In recent years, Raman spectroscopy has become an established method to study medical, biological or environmental samples. Since Raman spectroscopy is a phenotypic method, many parameters can influence the spectra. One of these parameters is the concentration of CO2, as this never remains stable in nature, but always adjusts itself in a dynamic equilibrium. So, it is obvious that the concentration of CO2 cannot be controlled but it might have a big impact on the bacteria and bacterial composition in medical samples. When using a phenotypic method like Raman spectroscopy it is also important to know the influence of CO2 to the dataset. To investigate the influence of CO2 towards Raman spectra we cultivated E. coli at different concentration of CO2 since this bacterium is able to switch metabolism from aerobic to microaerophilic conditions. After applying statistic methods small changes in the spectra became visible and it was even possible to observe the change of metabolism in this species according to the concentration of CO2.

Isolation of bacteria from artificial bronchoalveolar lavage fluid using density gradient centrifugation and their accessibility by Raman spectroscopy

Wichmann, Christina, Petra Rösch, and Jürgen Popp.
In: Analytical and Bioanalytical Chemistry 413, no. 20 (August 2021): 5193–5200

Raman spectroscopy is an analytical method to identify medical samples of bacteria. Because Raman spectroscopy detects the biochemical properties of a cell, there are many factors that can influence and modify the Raman spectra of bacteria. One possible influence is a proper method for isolation of the bacteria. Medical samples in particular never occur in purified form, so a Raman-compatible isolation method is needed which does not affect the bacteria and thus the resulting spectra. In this study, we present a Raman-compatible method for isolation of bacteria from bronchoalveolar lavage (BAL) fluid using density gradient centrifugation. In addition to measuring the bacteria from a patient sample, the yield and the spectral influence of the isolation on the bacteria were investigated. Bacteria isolated from BAL fluid show additional peaks in comparison to pure culture bacteria, which can be attributed to components in the BAL sample. The isolation gradient itself has no effect on the spectra, and with a yield of 63% and 78%, the method is suitable for isolation of low concentrations of bacteria from a complex matrix. Graphical abstract.

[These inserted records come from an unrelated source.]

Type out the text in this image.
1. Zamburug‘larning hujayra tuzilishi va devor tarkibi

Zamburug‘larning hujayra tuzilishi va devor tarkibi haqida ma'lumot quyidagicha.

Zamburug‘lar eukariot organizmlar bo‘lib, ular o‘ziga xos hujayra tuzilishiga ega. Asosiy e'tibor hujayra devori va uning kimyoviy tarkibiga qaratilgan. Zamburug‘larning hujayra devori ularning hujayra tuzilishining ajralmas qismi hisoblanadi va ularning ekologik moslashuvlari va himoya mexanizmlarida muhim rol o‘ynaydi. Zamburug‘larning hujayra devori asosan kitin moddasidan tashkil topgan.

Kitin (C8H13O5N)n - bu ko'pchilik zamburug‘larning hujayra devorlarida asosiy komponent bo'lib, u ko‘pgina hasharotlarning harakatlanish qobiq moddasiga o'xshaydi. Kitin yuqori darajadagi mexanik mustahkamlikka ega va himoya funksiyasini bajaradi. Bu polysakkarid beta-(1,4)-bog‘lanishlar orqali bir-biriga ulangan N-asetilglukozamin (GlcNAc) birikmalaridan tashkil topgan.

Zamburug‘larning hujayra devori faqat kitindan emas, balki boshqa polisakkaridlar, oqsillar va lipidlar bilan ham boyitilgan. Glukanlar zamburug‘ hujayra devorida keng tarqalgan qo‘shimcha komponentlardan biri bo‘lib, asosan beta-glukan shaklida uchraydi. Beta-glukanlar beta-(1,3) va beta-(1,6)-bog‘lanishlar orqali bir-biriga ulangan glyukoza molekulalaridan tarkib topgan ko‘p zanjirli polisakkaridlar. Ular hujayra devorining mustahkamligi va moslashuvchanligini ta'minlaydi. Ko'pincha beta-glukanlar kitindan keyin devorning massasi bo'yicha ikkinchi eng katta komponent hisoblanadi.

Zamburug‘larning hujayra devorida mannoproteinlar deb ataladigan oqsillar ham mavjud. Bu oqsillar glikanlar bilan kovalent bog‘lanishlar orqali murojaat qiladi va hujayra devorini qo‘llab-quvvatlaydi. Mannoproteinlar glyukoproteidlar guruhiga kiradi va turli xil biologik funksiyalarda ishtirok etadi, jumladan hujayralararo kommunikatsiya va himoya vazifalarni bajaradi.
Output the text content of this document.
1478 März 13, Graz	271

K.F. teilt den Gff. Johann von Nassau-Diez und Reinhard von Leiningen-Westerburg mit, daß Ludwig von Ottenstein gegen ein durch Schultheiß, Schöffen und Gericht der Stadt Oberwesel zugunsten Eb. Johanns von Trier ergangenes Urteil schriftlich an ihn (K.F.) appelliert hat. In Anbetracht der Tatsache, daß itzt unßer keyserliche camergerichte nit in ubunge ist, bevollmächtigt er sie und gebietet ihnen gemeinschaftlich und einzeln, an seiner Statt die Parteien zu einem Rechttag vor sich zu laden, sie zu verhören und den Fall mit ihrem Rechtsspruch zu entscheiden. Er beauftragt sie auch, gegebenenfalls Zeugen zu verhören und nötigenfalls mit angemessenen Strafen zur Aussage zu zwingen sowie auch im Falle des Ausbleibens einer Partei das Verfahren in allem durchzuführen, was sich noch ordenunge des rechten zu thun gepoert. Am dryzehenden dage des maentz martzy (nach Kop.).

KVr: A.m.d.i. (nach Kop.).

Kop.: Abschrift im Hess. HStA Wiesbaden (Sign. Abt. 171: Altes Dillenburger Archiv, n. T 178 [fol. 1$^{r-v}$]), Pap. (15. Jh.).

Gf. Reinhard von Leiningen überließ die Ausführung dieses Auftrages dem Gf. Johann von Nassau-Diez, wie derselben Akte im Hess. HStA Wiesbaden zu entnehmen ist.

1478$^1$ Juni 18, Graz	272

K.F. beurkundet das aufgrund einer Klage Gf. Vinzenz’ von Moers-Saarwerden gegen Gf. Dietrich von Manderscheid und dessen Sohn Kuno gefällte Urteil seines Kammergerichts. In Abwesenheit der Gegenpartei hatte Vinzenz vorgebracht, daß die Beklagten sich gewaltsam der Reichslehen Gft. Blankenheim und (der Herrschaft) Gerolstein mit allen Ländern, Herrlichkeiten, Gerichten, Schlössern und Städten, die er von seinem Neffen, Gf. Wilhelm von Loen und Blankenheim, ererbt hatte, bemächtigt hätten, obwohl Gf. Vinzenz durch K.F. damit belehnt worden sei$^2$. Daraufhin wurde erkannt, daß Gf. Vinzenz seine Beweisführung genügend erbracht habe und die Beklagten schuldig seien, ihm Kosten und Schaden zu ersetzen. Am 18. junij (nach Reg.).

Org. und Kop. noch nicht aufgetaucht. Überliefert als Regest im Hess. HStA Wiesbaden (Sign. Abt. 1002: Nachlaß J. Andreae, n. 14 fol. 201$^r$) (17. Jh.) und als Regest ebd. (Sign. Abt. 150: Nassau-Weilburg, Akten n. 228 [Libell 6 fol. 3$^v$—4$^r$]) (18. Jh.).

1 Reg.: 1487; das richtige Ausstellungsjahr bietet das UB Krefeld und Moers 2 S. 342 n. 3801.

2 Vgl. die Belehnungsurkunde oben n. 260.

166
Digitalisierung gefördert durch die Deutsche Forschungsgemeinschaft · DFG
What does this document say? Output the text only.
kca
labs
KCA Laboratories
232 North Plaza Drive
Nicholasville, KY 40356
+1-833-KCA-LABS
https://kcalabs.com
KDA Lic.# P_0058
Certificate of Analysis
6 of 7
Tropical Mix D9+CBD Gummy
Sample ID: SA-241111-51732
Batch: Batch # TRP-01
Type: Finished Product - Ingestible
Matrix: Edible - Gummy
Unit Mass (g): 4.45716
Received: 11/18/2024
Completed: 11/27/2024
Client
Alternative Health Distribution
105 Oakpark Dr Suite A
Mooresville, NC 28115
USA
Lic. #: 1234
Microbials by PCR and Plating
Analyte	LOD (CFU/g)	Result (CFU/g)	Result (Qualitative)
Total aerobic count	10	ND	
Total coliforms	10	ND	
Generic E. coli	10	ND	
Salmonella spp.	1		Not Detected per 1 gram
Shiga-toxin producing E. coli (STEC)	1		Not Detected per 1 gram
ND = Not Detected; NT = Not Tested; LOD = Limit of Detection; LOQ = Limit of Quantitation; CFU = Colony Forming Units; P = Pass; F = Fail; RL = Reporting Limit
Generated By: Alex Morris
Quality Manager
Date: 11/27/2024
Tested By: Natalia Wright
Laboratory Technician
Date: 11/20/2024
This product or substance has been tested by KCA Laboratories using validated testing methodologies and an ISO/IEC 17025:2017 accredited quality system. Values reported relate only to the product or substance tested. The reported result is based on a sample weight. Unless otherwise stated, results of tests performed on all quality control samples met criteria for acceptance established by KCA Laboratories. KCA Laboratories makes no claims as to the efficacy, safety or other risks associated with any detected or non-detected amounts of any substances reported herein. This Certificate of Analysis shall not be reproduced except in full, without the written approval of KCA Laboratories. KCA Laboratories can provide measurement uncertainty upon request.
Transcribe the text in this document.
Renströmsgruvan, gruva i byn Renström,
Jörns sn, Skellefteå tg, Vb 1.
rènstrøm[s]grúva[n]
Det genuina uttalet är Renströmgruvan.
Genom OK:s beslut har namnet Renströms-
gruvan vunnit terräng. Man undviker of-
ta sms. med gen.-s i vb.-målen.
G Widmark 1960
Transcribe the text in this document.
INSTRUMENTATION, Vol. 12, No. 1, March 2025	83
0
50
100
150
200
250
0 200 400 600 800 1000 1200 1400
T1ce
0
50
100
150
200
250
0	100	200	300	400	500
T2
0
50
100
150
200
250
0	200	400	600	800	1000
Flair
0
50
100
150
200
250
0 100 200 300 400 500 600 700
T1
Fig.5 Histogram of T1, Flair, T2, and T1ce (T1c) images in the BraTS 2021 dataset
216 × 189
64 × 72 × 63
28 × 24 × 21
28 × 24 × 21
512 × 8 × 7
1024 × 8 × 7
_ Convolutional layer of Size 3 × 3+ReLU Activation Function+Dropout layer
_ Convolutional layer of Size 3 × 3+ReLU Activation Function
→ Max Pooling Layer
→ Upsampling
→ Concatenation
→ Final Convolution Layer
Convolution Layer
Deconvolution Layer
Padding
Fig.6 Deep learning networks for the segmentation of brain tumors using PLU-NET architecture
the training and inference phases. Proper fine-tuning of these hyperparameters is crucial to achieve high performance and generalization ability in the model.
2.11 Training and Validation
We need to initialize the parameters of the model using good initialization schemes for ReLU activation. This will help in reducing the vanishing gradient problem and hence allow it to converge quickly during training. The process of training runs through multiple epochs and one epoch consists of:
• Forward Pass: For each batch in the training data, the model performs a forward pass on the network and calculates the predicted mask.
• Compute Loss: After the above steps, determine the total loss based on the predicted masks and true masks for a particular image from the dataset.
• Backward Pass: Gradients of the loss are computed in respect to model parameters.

Raman Stable Isotope Probing of Bacteria in Visible and Deep UV-Ranges

Azemtsop Matanfack, Georgette, Aikaterini Pistiki, Petra Rösch, and Jürgen Popp.
In: Life 11, no. 10 (October 2021): 1003

Raman stable isotope probing (Raman-SIP) is an excellent technique that can be used to access the overall metabolism of microorganisms. Recent studies have mainly used an excitation wavelength in the visible range to characterize isotopically labeled bacteria. In this work, we used UV resonance Raman spectroscopy (UVRR) to evaluate the spectral red-shifts caused by the uptake of isotopes (13C, 15N, 2H(D) and 18O) in E. coli cells. Moreover, we present a new approach based on the extraction of labeled DNA in combination with UVRR to identify metabolically active cells. The proof-of-principle study on E. coli revealed heterogeneities in the Raman features of both the bacterial cells and the extracted DNA after labeling with 13C, 15N, and D. The wavelength of choice for studying 18O- and deuterium-labeled cells is 532 nm is, while 13C-labeled cells can be investigated with visible and deep UV wavelengths. However, 15N-labeled cells are best studied at the excitation wavelength of 244 nm since nucleic acids are in resonance at this wavelength. These results highlight the potential of the presented approach to identify active bacterial cells. This work can serve as a basis for the development of new techniques for the rapid and efficient detection of active bacteria cells without the need for a cultivation step.